It Takes a Village
We have to give up the idea that we can do it all ourselves. We can't. One person cannot live life for two people. We get stretched so thin, that neither life is good.
I have a home business, which makes me very available for all my mom's needs. Just this week alone, she had a funeral out of town to attend, a medical appointment out of town, and two local appointments.
The two out-of-town events took two days away from my job. The other two are interruptions. When my work gets crunched, I have no days off for myself. I work seven days a week.
On Monday of next week, she has yet another local medical appointment. She offered to call dial-a-ride. At first I balked at the idea. The appointment is five minutes across town. I can take her, drop her off, and pick her up when she is done.
The dial-a-ride is a lengthy ordeal and not convenient. But she insisted, and for some bizarre reason, I found myself arguing against the idea. When suddenly I realized what I was doing. I felt guilty that I was letting her down.
And I was worried about what people would think if they saw my mom waiting for dial-a-ride when I'm at home. And I said to myself, I don't care what they think. And I can't feel guilty for not doing everything myself. She can go ahead and take the ride.
Because this is more than just the ride. This is me letting go of the control of everything.

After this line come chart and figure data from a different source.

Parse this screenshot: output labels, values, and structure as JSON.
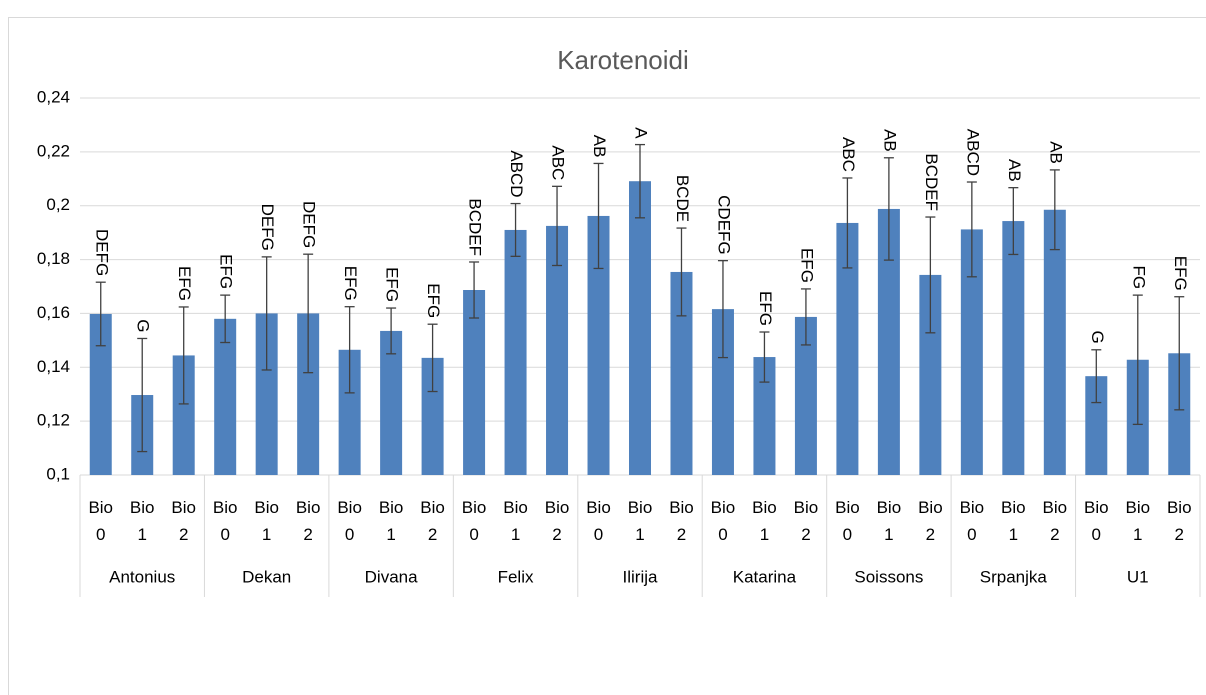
{
  "chart_data": {
    "type": "bar",
    "title": "Karotenoidi",
    "categories": [
      "Bio 0",
      "Bio 1",
      "Bio 2",
      "Bio 0",
      "Bio 1",
      "Bio 2",
      "Bio 0",
      "Bio 1",
      "Bio 2",
      "Bio 0",
      "Bio 1",
      "Bio 2",
      "Bio 0",
      "Bio 1",
      "Bio 2",
      "Bio 0",
      "Bio 1",
      "Bio 2",
      "Bio 0",
      "Bio 1",
      "Bio 2",
      "Bio 0",
      "Bio 1",
      "Bio 2",
      "Bio 0",
      "Bio 1",
      "Bio 2"
    ],
    "groups": [
      "Antonius",
      "Dekan",
      "Divana",
      "Felix",
      "Ilirija",
      "Katarina",
      "Soissons",
      "Srpanjka",
      "U1"
    ],
    "values": [
      0.1598,
      0.1297,
      0.1444,
      0.158,
      0.16,
      0.16,
      0.1465,
      0.1535,
      0.1435,
      0.1687,
      0.191,
      0.1925,
      0.1962,
      0.2091,
      0.1754,
      0.1616,
      0.1438,
      0.1587,
      0.1936,
      0.1988,
      0.1743,
      0.1912,
      0.1943,
      0.1985,
      0.1367,
      0.1428,
      0.1452
    ],
    "errors": [
      0.0118,
      0.021,
      0.018,
      0.0088,
      0.021,
      0.022,
      0.016,
      0.0085,
      0.0125,
      0.0104,
      0.0098,
      0.0147,
      0.0195,
      0.0136,
      0.0163,
      0.018,
      0.0093,
      0.0104,
      0.0167,
      0.019,
      0.0215,
      0.0176,
      0.0124,
      0.0148,
      0.0098,
      0.024,
      0.021
    ],
    "value_labels": [
      "DEFG",
      "G",
      "EFG",
      "EFG",
      "DEFG",
      "DEFG",
      "EFG",
      "EFG",
      "EFG",
      "BCDEF",
      "ABCD",
      "ABC",
      "AB",
      "A",
      "BCDE",
      "CDEFG",
      "EFG",
      "EFG",
      "ABC",
      "AB",
      "BCDEF",
      "ABCD",
      "AB",
      "AB",
      "G",
      "FG",
      "EFG"
    ],
    "color": "#4f81bd",
    "error_color": "#404040",
    "ylim": [
      0.1,
      0.24
    ],
    "yticks": [
      {
        "value": 0.1,
        "label": "0,1"
      },
      {
        "value": 0.12,
        "label": "0,12"
      },
      {
        "value": 0.14,
        "label": "0,14"
      },
      {
        "value": 0.16,
        "label": "0,16"
      },
      {
        "value": 0.18,
        "label": "0,18"
      },
      {
        "value": 0.2,
        "label": "0,2"
      },
      {
        "value": 0.22,
        "label": "0,22"
      },
      {
        "value": 0.24,
        "label": "0,24"
      }
    ],
    "grid": true
  }
}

I can't do it all. And if I don't learn that now, it's only going to get worse. She is getting so used to me jumping at every call. I have never once said no to her. She is getting so dependent on that level of care.
It's on me to let go. It's on me to bring in the village. Let the community in. Last night when I dropped her off at her church, she said, someday you'll have to go with me because I'll need help. I didn't say anything, but I thought, no, someday when you need help I'll call the church community and someone can come get you.
And if they think I'm a bad person because of this, I can't worry about it. I'm already giving up my life for my mom. I have to accept that I'm not a perfectionist, I can't do it all, and I'm going to have to admit that to myself and let go of the control.
I think when I come to accept that, I'll be able to express it to mom, and she will come to accept it too.